2nd April 2007, 15:05
My security system has flagged up the following today. Please take note.
"An Internet worm using the new zero-day ANI exploit has been found. It modifies HTML pages to contain a link to a malicious ANI file. It also tries to spread via USB sticks and Chinese Language emails."
I do not understand what an ANI file is but just to warn the SN crew.
2nd April 2007, 15:53
A Trojan is being spread through Skype.It is a variant of the Warezov/Stration virus.
Skype users receive a message from a contact giving the address of a website suggesting that they check the page out.
When the page is visited they are asked to download and install a file. The file contains the Trojan.
2nd April 2007, 17:06
Thank you for the update - the entire BT Server network appears to be grinding to a halt through overload, it would possibly be a direct result of this virus attack.
Our email traffic has slowed to snail pace and BT just says "we have a problem with our servers" - now we can see why thanks to this.
3rd April 2007, 10:01
Thanks for the warning hawkeye. our server here is incredibly slow at the moment.
I have Skype but very rarely use it. think i will dump it now. thanks again mate.
3rd April 2007, 19:18
DLL's handling of Windows animated cursor (.ani) files that will allow a remote attacker to reliably overwrite the stack with arbitrary data and execute ...ANI is an animatedChinese Internet Security Response Team is reporting on a new worm using the ANI exploit to spread.
This is real and we've confirmed it: however, we've only received six customer reports so far.
We detect the main worm file as Trojan-Downloader.Win32.Agent.bkp and the files downloaded by the worm mostly as different variants of Trojan-PSW.Win32.OnLineGames.
The worm tries to locate all HTML files from the system and modifies them to insert a script that loads an ANI file from macr.microfsot.com. When such web page's files are viewed or uploaded to a web server, they will spread the infection further.
In addition to spreading via the ANI exploit, it also tries to spread via USB stick and other removable media.
An easy way to confirm an infection is the existence of tool.exe and autorun.inf in the root of every drive, or sysload3.exe dropped to the SYSTEM32 folder. Sysadmins can monitor their outgoing e-mail to spot this. Mails sent to addresses like email@example.com, firstname.lastname@example.org, or email@example.com would indicate an infection. hope this helps as it show vunerablity in microsoft xp and vista software this is reported by F>Secure and other spyware sites
5th April 2007, 22:40
To us mere mortals, is there anything we can do to stop the cursor being manipulated by outside web pages or code? I had already decided to delete all references to skype from my laptop, and I intend to do the same with my new pc, when I get it up and running.
Best Wishes, Raymond
5th April 2007, 23:21
You need to be careful not to over-react to this sort of thing.

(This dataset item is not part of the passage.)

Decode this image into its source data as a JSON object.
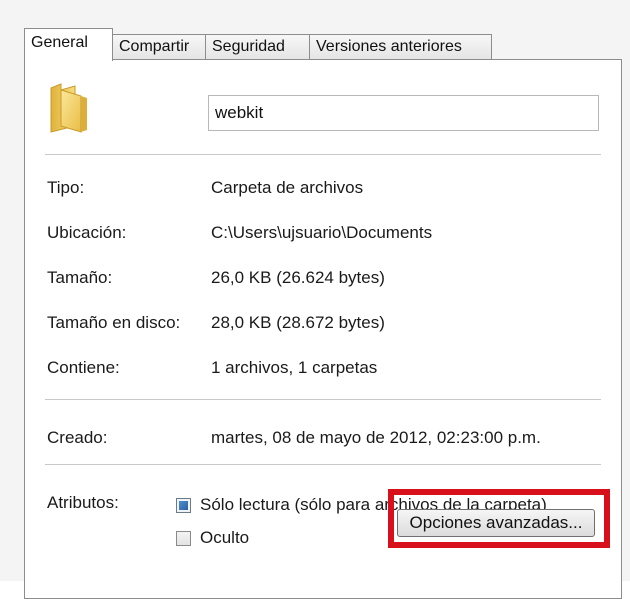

Make sure you have a decent Anti-virus program and that you get regular (I mean daily) updates automatically installed. And also make sure you have a decent spyware programme installed and have it scan your machine regularly. I have never had a problem with viruses, worms etc. since doing this. Though I am still cursed with spam, this can be lived with.
Skype is a useful tool - though if you don't use it you might as well delete it. Though on the other hand if you don't use it you ain't gonna be hit in this way anyway.
There are far more attacks that exploit holes in the Windows operating system and other programs; if you stop using everything is vulnerable you might as will give up using computers altogether. There are even attacks on Linux systems now so nothing is 100% safe.
6th April 2007, 01:35
Thank you Brian, sound advice, I do have all manner of security software in force, firewall, anti everything, especially the HOSTS file; it is just that I do object to my set up being taken over by any site, and that includes altering my cursor and browser colours and so on. From what I understood, html files are altered, allowing the nasty piece of work on to anyone that visits the html page? I just wish these people would channel their obvious intelligence and talent into something useful instead of destroying a step towards the Noosphere. Best Wishes, Raymond
9th November 2014, 01:59
not being a computer buff is there no easy way of getting rid of this Chinese crap i do have viper antivirus installed which is up there with the best and gets good reviews in computer mags thanks chasH
9th November 2014, 07:25
If you look at the date of the thread (2007) AV programs have come a long way since then, I doubt that you have anything to worry about.